Covid-19 süreci, beşeriyetin önceliklerini ve ihtiyaç hiyerarşisini tekrar gündeme almamıza sebep oldu. İnsanlığımızı ve sağlığın değerini hatırlattı. Dünya devi dediğimiz ülkeler, korona ile mücadelede bir bir dökülürken; Türkiye hem sağlık ve güvenlik açısından aldığı yerinde ve zamanında tedbir ve kararlarla son derece başarılı bir sonuç aldı ve hem de tüm dünyanın takdirini kazandı. Sadece bu da değil, aralarında ABD ve İngiltere gibi dev ekonomilere sahip ülkelerin de olduğu 55 ülkeye yaptığı tıbbi yardımlarla göz doldurdu.

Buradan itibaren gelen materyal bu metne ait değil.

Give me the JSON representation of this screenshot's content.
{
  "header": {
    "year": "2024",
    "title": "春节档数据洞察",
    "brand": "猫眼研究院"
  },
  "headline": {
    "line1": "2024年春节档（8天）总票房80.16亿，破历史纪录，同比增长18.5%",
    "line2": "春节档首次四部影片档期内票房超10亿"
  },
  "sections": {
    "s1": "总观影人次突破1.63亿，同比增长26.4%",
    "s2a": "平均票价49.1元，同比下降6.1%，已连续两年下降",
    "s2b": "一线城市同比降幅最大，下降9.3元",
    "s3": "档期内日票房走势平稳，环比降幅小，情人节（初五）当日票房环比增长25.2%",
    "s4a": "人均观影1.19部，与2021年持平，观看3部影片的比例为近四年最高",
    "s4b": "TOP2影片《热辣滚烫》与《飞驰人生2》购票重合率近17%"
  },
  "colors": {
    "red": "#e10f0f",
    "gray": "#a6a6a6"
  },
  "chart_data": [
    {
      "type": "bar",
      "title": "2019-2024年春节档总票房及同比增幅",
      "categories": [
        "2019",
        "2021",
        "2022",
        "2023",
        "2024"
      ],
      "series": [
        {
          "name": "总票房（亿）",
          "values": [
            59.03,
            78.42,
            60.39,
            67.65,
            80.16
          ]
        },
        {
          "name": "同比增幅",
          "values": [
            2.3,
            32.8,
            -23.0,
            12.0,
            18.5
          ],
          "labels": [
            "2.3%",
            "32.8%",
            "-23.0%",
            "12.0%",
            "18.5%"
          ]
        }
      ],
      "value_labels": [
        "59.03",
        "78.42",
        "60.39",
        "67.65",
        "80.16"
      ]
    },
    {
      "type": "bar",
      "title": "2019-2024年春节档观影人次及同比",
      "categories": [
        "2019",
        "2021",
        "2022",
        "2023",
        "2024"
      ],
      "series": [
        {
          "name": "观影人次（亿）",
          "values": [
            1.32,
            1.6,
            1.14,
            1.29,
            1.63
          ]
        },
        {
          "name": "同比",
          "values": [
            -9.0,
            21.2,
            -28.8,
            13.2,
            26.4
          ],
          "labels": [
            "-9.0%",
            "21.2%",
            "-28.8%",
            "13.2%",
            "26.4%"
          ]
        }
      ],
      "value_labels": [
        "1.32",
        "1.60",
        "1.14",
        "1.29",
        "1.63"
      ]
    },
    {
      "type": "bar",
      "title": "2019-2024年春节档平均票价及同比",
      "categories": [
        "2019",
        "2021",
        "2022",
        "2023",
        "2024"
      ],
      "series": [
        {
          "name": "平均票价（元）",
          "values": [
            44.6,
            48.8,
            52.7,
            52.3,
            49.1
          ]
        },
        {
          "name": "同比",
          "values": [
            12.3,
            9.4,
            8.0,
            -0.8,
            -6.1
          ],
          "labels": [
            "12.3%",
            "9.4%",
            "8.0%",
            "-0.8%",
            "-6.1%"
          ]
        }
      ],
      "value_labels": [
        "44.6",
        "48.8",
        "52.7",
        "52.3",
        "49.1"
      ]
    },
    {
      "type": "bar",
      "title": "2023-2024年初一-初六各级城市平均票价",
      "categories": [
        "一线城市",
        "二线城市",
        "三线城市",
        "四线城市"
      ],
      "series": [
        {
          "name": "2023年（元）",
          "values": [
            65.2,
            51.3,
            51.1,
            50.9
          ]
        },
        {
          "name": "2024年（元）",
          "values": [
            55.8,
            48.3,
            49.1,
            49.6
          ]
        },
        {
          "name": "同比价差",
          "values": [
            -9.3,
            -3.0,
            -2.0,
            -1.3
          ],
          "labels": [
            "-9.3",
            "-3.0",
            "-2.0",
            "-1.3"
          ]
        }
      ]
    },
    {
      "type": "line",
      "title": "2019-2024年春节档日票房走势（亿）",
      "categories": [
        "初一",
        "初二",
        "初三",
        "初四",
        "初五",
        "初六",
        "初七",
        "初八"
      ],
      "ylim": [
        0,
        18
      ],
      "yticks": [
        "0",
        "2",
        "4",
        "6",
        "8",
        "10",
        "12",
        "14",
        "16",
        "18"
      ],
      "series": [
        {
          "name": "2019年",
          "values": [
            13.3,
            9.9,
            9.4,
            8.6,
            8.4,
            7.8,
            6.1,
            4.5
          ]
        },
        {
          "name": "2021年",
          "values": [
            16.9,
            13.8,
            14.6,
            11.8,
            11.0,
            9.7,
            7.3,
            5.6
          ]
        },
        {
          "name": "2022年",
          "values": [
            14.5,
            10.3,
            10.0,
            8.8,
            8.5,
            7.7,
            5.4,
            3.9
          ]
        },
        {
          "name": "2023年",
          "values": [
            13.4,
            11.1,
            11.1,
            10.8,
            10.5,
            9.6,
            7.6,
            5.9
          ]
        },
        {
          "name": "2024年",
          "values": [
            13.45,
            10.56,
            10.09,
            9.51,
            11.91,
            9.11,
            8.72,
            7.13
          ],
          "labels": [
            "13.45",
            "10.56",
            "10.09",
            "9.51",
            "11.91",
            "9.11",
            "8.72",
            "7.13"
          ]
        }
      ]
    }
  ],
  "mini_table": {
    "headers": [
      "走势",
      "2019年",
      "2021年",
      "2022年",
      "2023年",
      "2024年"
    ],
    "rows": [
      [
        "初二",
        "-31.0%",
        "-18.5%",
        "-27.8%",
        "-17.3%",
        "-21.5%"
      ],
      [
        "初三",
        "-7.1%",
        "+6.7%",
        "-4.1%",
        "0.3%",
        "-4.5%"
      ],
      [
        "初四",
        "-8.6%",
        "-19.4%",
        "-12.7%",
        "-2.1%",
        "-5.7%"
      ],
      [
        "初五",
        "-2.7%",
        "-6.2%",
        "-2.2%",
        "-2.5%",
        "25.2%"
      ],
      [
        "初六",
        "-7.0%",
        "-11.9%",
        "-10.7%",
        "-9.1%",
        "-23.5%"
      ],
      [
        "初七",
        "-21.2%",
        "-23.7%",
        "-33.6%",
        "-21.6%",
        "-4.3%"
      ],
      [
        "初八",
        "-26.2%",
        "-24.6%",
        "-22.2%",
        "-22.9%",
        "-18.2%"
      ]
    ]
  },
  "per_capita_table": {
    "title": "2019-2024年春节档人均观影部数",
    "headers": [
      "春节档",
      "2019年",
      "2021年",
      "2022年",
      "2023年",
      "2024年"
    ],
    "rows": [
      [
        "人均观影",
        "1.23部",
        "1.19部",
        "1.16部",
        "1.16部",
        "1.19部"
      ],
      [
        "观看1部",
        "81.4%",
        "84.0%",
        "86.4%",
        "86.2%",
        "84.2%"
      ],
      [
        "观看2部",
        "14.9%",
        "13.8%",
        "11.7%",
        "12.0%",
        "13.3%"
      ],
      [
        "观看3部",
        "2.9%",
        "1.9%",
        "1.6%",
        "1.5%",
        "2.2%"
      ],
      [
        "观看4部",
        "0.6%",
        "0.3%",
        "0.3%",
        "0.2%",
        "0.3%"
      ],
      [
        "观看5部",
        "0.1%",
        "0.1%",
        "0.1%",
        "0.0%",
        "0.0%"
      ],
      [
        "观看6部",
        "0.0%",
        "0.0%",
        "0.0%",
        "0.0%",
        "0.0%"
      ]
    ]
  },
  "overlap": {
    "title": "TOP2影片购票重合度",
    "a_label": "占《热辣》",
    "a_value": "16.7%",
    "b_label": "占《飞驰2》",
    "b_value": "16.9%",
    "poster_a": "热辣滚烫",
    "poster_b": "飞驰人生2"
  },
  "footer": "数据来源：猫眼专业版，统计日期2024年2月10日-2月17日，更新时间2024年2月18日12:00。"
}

Ve, içeride işçi ve işvereniyle, emeklisi ve çalışanıyla, KOBİ'lerden büyük işletmelere kadar ekonominin bütün paydaşlarına yönelik birbiri ardına açıkladığı 200 milyar lirayı bulan paketlerle, sosyal ve ekonomik anlamda en minimum etkilenilmesini sağladı. Hal böyle iken ve tüm dünya ülkeleri Türkiye ile ilgili övgü dolu sözler söyler, teşekkür ederken bizim muhalefet partilerimiz ne yaptı peki? Hükümeti ve aldığı kararları yerden yere vurmakla meşguldü tabii. Bununla da yetinmedi; CHP'nin sözcüleri bir yandan IMF çağrıları yaptı, diğer yandan devlet bürokrasisini tehdit etti, bir yandan da darbe çığırtkanlığı yapması yetmedi, anti-demokratik yolları işaret etti.
Bütün bunlarla da yetinmeyip geçen hafta Londra merkezli ekonomik operasyonun içerideki yerli işbirlikçileri ve sözcüleri olarak görev ve sorumluluklarını (!) yerine getirdiler. İşte tüm bunlar aslında; darbe çağrıları da, ekonomik operasyonlar da, bölgesel gerilimler de, tek adam ifadeleri de hepsi aynı merkeze; küresel çetelere hizmet!..
Gelelim yazımızın başındaki MHP Liderinin açıklamalarına. Devlet Bahçeli, hükümetin milli politikalarına, milli ekonomiye ve ekonominin kaptanı olarak Hazine ve Maliye Bakanı Berat Albayrak'a sahip çıkarak; Türkiye'ye operasyon çekmek isteyenlerin alayını boşluğa düşürdü. Başkan Erdoğan'ın ve hükümetinin Türkiye Cumhuriyeti'nin kuruluşundaki 1923 ruhunu taşıdığını teyid etti, geleceğin büyük Türkiyesi'nin imarında Cumhur İttifakı'nı adres gösterdi. Biz de bir kez daha kayıtlara geçsin diye; bu çok önemli sözleri bir kez daha yorumlamak istedik.